The hon. Member for Ceredigion and Pembroke, North referred to the White Paper proposals. I should like to explain why we felt it right to move forward and reform these arrangements, as announced in the White Paper which was published today. The answer is that heating additions are merely a means of giving more help to certain groups of claimants who may have extra heating needs. The additions are better, in our view, than tariff adjustments and certainly better than nothing, but they are not the only, or necessarily the best, form of assistance.

Heating additions are a rather curious mixture. Many are paid automatically on grounds such as age, but others involve detailed questioning on matters such as the claimant’s health. There is a complex array of rates, rules ​ and regulations. I am sorry that the hon. Member for Ceredigion and Pembroke, North did not feel that the White Paper would be an improvement on the present rather muddled situation. He asked me whether I was conscious of the need to modify policy to match reality. That is what we believe the White Paper is doing. I hope that, upon reflection, it will be shown that we are right, although I acknowledge that it is a controversial issue at present. In the White Paper we are proposing an income support scheme to replace the current weekly supplementary benefit. Income support will continue to provide set allowances for normal living expenses, including fuel costs. There will also be premium payments for families, pensioners, sick and disabled people and lone parents to help with the extra expenses that those groups tend to have—including extra heating costs. That will mean a system that is simpler than the present one. It will be easier for the public and staff to understand. It will cut out much of the intrusive questioning that now takes place—I think that everyone will welcome that—and it will also effectively direct extra help to groups of people who are likely to face extra expenses.

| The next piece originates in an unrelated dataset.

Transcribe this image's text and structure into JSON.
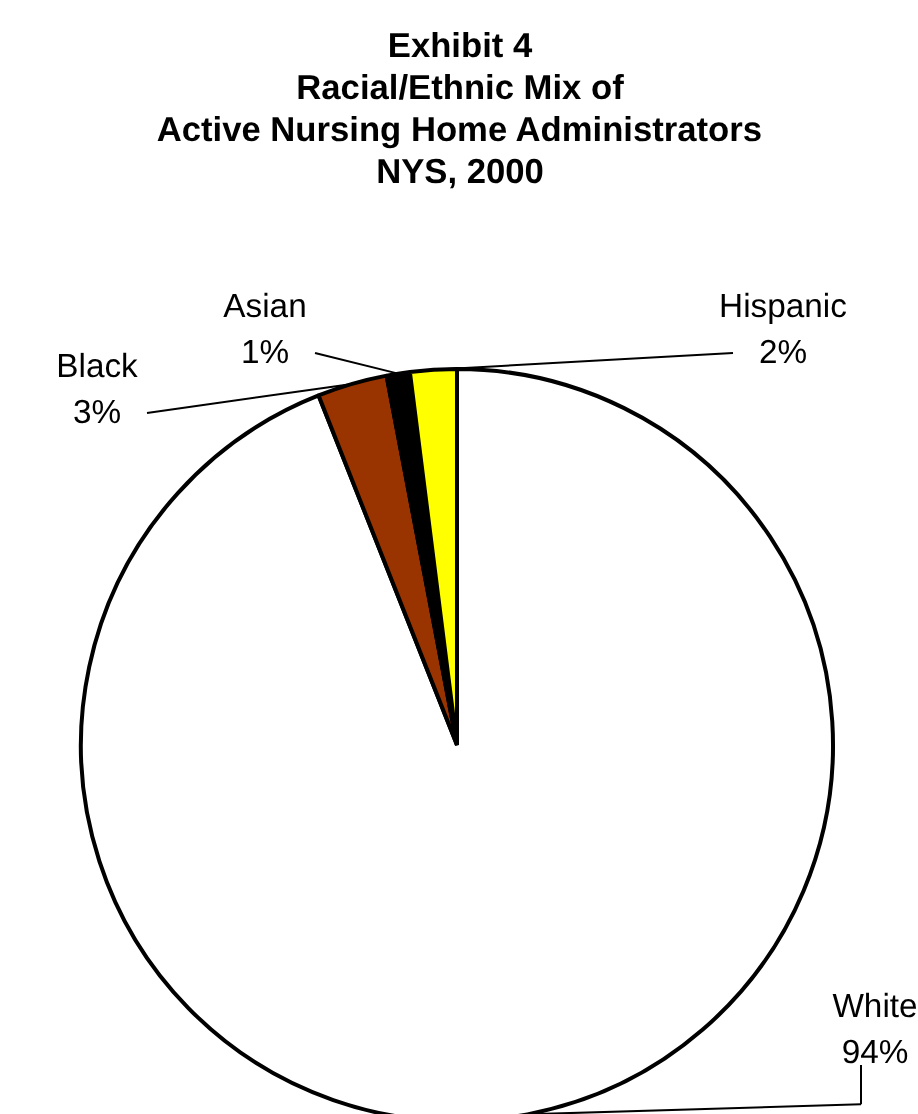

As I said in the House only a couple of weeks ago, the fact that we shall not call the premiums “heating additions” does not mean that they do not exist, that the cash is not in the claimant’s pocket and that it cannot be used towards fuel costs. We believe that income support will, in future, be a better means of delivering that help and we intend that the money spent on heating additions will be included in the resources available for the new scheme. Nor are we alone in that view. The Social Security Advisory ​ Committee commented similarly on the Green Paper in June. The committee welcomed the idea of premium payments in income support for different groups. Moreover, the Select Committee on Social Services said that it

“broadly accepted the principle of premiums reflecting the additional needs of individual client groups”.

Therefore, I think that a substantial amount has been done, is being done and will continue to be done to meet the needs of people who face difficulties with fuel poverty through poor or low incomes. I hope that the hon. Member for Ceredigion and Pembroke, North will accept that we are sincere in our intention to help those people meet the difficulties that they face.

I also hope that on reflection the hon. Gentleman will see the wisdom of the approach that we set before the House in the White Paper today and that we shall seek to carry through in a Bill early in the new year. I am confident that when the House debates the Bill, it will take that view. I hope that it will carry the hon. Gentleman and his colleagues with it at that time.

I appreciate the hon. Gentleman’s concern that people should be able to afford adequate heating. We share that concern and we shall continue to offer substantial assistance to that end, but we shall do so in a way that we regard as simpler and more effective than the current system. We believe that our proposals will meet those criteria and I hope that in due course they will be endorsed by the House and the hon. Member for Ceredigion and Pembroke, North who raised the subject.